Una decisione che nessuno si sarebbe mai aspettato, eppure Papa Francesco non avrebbe potuto comportarsi diversamente. Gli enti ecclesiastici non gli hanno via di scampo. Ecco tutti i dettagli
Papa Francesco, ancora una volta, ha deciso di intervenire sulla gestione di tutti i beni appartenenti alla Santa Sede. Ha utilizzato un motu, ossia un provvedimento che ha forza di legge, con cui ha preso una decisione importante. Tutto riguarda la riorganizzazione finanziaria, tant’è vero che, secondo il parere del Papa “il patrimonio della Chiesa è unitario, non frazionabile e sovrano.” In quest’ottica, gli enti sono solo tenuti ad amministrare questo patrimonio ma non ne detengono alcun diritto.
Papa Francesco ha chiarito in una lettera apostolica di giovedì 23, sotto forma di motu quanto segue:
“Nessun ente può reclamare la sua privata ed esclusiva proprietà o titolarità dei beni della Santa Sede, dovendo sempre agire in nome, per conto e per le finalità di questa nel suo complesso.”
Si tratta di una norma fondamentale per poter gestire al meglio il patrimonio della Sede Apostolica. Il pontefice non avrebbe potuto agire diversamente, considerato che sta incontrando tantissime difficoltà lungo il suo cammino per quanto riguarda la sistemazione dei beni e dell’amministrazione finanziaria. I problemi stanno diventando sempre più grandi da quando è avvenuto lo scandalo di Londra.
Il pontefice ha sottolineato che la Santa Sede ha il diritto natio di acquistare beni temporali, così da assicurarsi di “operare nella storia, nel tempo e nello spazio, per i fini propri e con l’indipendenza che è necessaria per l’adempimento della sua missione”. Ciò significa che tutti i beni mobili e immobili acquisiti in qualsiasi modo saranno “di proprietà della Santa Sede nel suo complesso e appartenenti quindi al suo patrimonio unitario, non frazionabile e sovrano”.

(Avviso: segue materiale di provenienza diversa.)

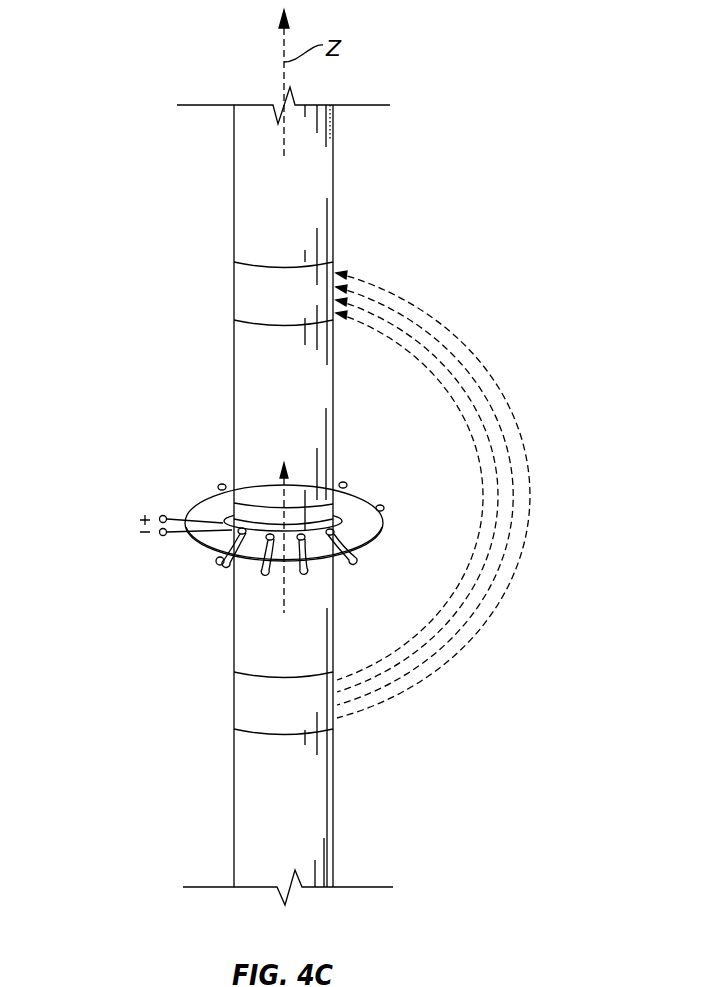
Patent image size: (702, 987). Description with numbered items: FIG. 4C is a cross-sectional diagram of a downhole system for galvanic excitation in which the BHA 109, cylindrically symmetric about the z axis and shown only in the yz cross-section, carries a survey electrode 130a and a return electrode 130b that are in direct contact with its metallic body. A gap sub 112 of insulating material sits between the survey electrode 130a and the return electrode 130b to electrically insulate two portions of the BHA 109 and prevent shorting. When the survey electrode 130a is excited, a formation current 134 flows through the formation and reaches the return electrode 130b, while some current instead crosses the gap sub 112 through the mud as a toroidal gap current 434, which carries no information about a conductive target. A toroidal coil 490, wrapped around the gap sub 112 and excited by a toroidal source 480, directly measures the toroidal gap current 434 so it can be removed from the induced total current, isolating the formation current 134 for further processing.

The BHA 109 is at (250, 191).
The return electrode 130b is at (234, 290).
The survey electrode 130a is at (234, 700).
The formation current 134 is at (528, 497).
The toroidal gap current 434 is at (285, 489).
The gap sub 112 is at (258, 513).
The toroidal source 480 is at (133, 513).
The toroidal coil 490 is at (224, 566).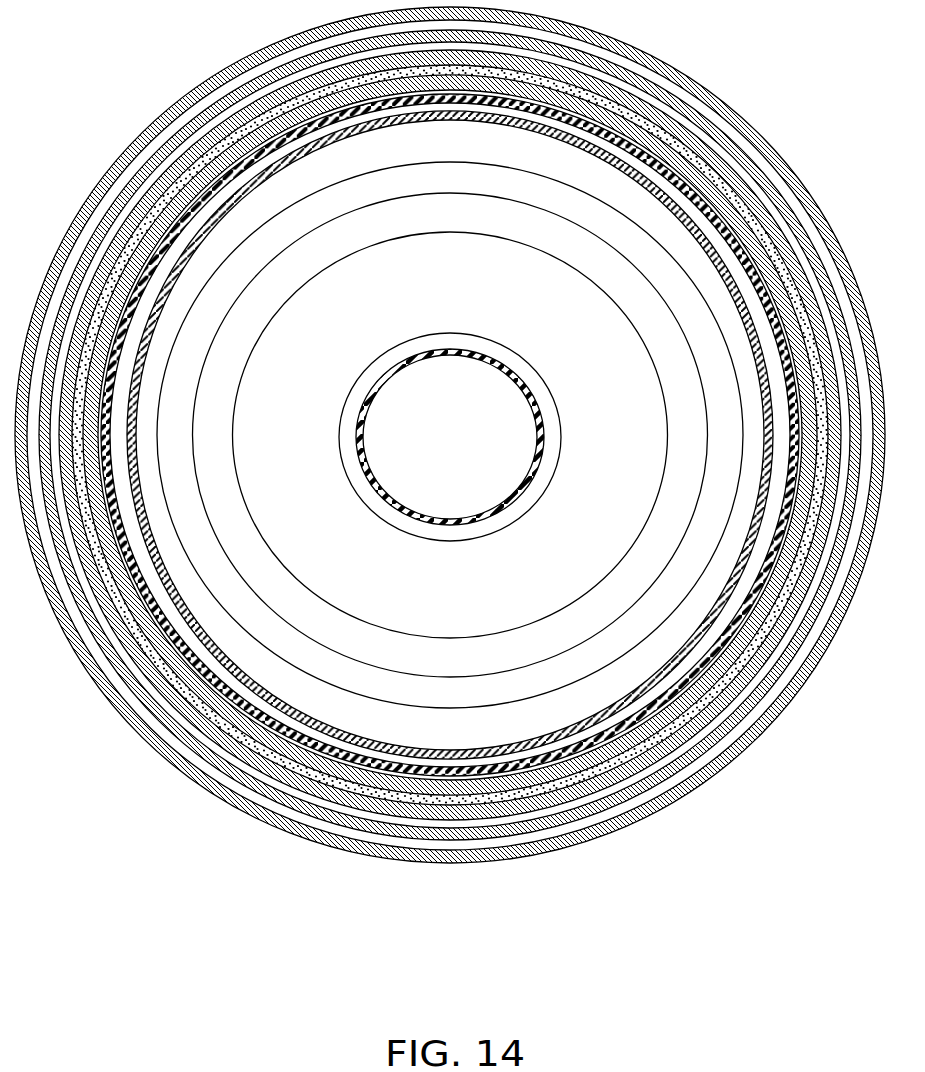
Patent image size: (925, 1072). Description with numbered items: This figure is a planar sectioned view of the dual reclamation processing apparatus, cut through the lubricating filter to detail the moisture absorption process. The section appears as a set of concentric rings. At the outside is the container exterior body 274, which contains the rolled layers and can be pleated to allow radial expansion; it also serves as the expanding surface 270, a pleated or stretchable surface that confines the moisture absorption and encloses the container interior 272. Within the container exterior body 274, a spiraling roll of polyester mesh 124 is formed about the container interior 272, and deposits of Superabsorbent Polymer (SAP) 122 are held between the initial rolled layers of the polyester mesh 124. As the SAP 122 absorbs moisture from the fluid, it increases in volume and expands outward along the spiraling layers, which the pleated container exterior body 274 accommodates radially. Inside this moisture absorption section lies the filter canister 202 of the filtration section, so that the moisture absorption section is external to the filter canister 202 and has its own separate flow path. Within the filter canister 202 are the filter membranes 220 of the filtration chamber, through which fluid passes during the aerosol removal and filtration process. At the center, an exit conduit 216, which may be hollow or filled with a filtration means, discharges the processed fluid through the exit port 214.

The expanding surface 270 is at (450, 435).
The container exterior body 274 is at (167, 758).
The polyester mesh 124 is at (763, 250).
The Superabsorbent Polymer (SAP) 122 is at (729, 191).
The container interior 272 is at (240, 697).
The filter canister 202 is at (625, 702).
The filter membranes 220 is at (472, 228).
The exit port 214 is at (391, 467).
The exit conduit 216 is at (528, 477).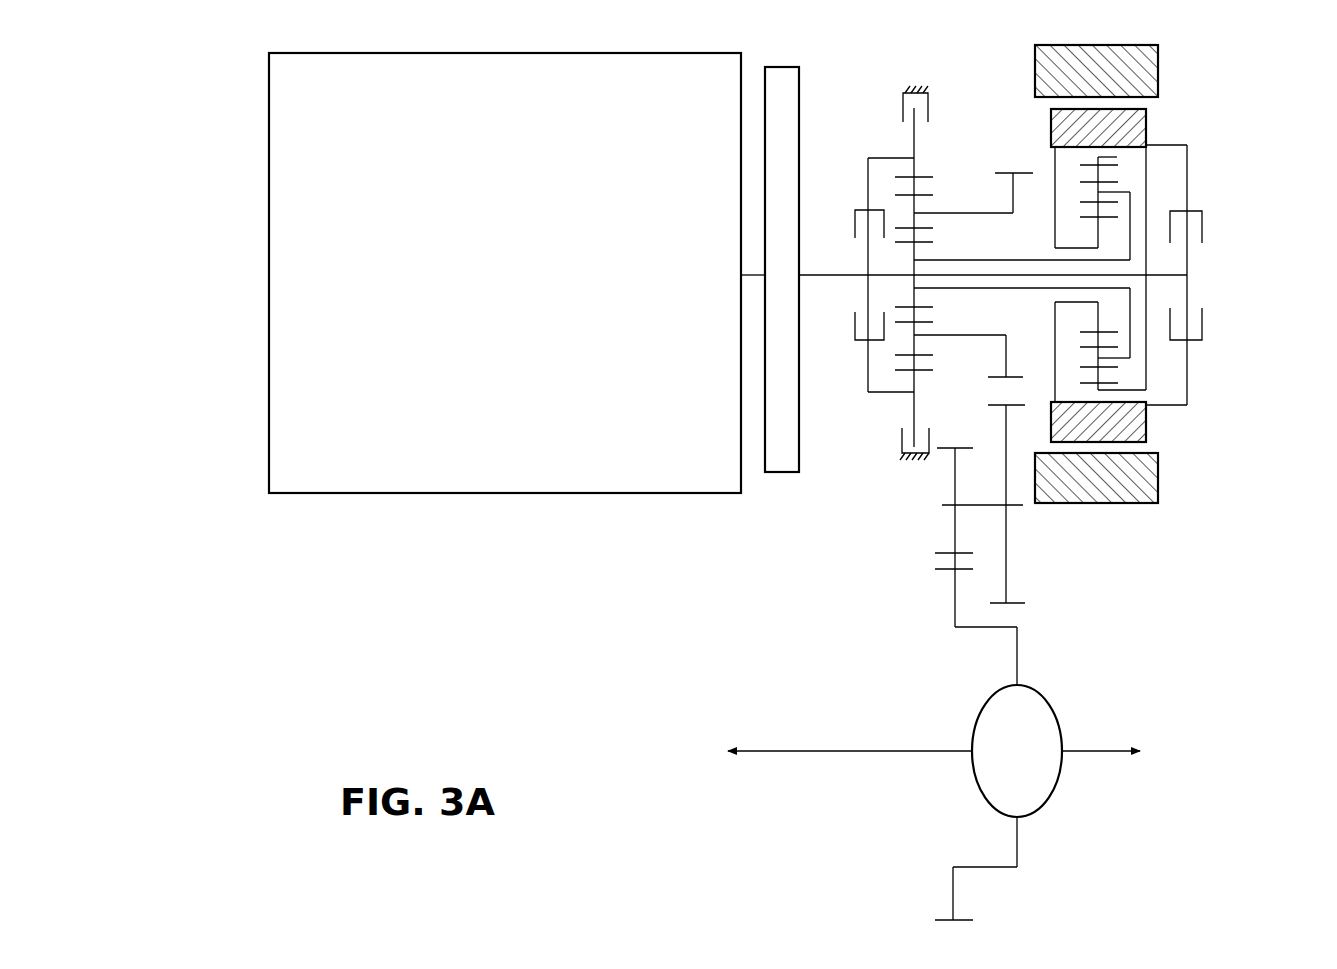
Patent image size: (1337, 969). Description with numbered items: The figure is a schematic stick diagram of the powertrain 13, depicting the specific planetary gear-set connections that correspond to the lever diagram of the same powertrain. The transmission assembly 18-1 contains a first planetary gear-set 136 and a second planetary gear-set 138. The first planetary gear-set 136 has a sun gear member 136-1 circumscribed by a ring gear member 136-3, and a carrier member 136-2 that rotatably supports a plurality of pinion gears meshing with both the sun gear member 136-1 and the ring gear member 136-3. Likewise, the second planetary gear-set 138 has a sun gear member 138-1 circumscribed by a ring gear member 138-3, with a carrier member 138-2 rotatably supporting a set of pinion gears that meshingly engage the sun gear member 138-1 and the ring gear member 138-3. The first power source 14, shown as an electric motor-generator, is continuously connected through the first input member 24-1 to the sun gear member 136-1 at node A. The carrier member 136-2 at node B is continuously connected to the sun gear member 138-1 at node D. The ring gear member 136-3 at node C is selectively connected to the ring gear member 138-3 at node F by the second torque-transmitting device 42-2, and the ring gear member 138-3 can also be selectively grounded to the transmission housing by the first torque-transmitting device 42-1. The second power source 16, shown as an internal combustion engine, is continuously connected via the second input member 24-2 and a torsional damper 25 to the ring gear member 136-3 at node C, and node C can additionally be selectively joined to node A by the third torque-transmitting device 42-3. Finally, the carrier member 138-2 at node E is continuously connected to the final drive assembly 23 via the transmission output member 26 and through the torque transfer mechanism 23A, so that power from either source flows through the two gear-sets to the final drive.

The powertrain 13 is at (583, 593).
The first power source 14 is at (1135, 45).
The second power source 16 is at (443, 493).
The transmission assembly 18-1 is at (998, 48).
The final drive assembly 23 is at (1050, 706).
The torque transfer mechanism 23A is at (1045, 533).
The first input member 24-1 is at (1090, 302).
The second input member 24-2 is at (820, 278).
The torsional damper 25 is at (780, 67).
The transmission output member 26 is at (1006, 357).
The first torque-transmitting device 42-1 is at (928, 104).
The second torque-transmitting device 42-2 is at (868, 208).
The third torque-transmitting device 42-3 is at (1202, 322).
The first planetary gear-set 136 is at (1154, 262).
The sun gear member 136-1 is at (1108, 228).
The carrier member 136-2 is at (1130, 288).
The ring gear member 136-3 is at (1105, 157).
The second planetary gear-set 138 is at (973, 290).
The sun gear member 138-1 is at (925, 307).
The carrier member 138-2 is at (948, 213).
The ring gear member 138-3 is at (922, 176).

Dunque gli enti della Santa Sede non saranno i proprietari dei beni acquisiti, bensì dovranno semplicemente gestirli. Praticamente sono degli amministratori, i quali sono chiamati ad agire “con la prudenza che la gestione della cosa comune richiede e secondo le regole e le competenze”.
Infine, Papa Francesco conclude la sua lettera parlando delle disposizioni che devono necessariamente assumere “pieno e stabile valore, anche abrogando tutte le disposizioni incompatibili”.
Insomma i singoli enti della Santa Sede, con il motu portato avanti dal pontefice, sono costretti a utilizzare tutti i beni acquisiti solo nel nome e nell’autorità del Romano Pontefice.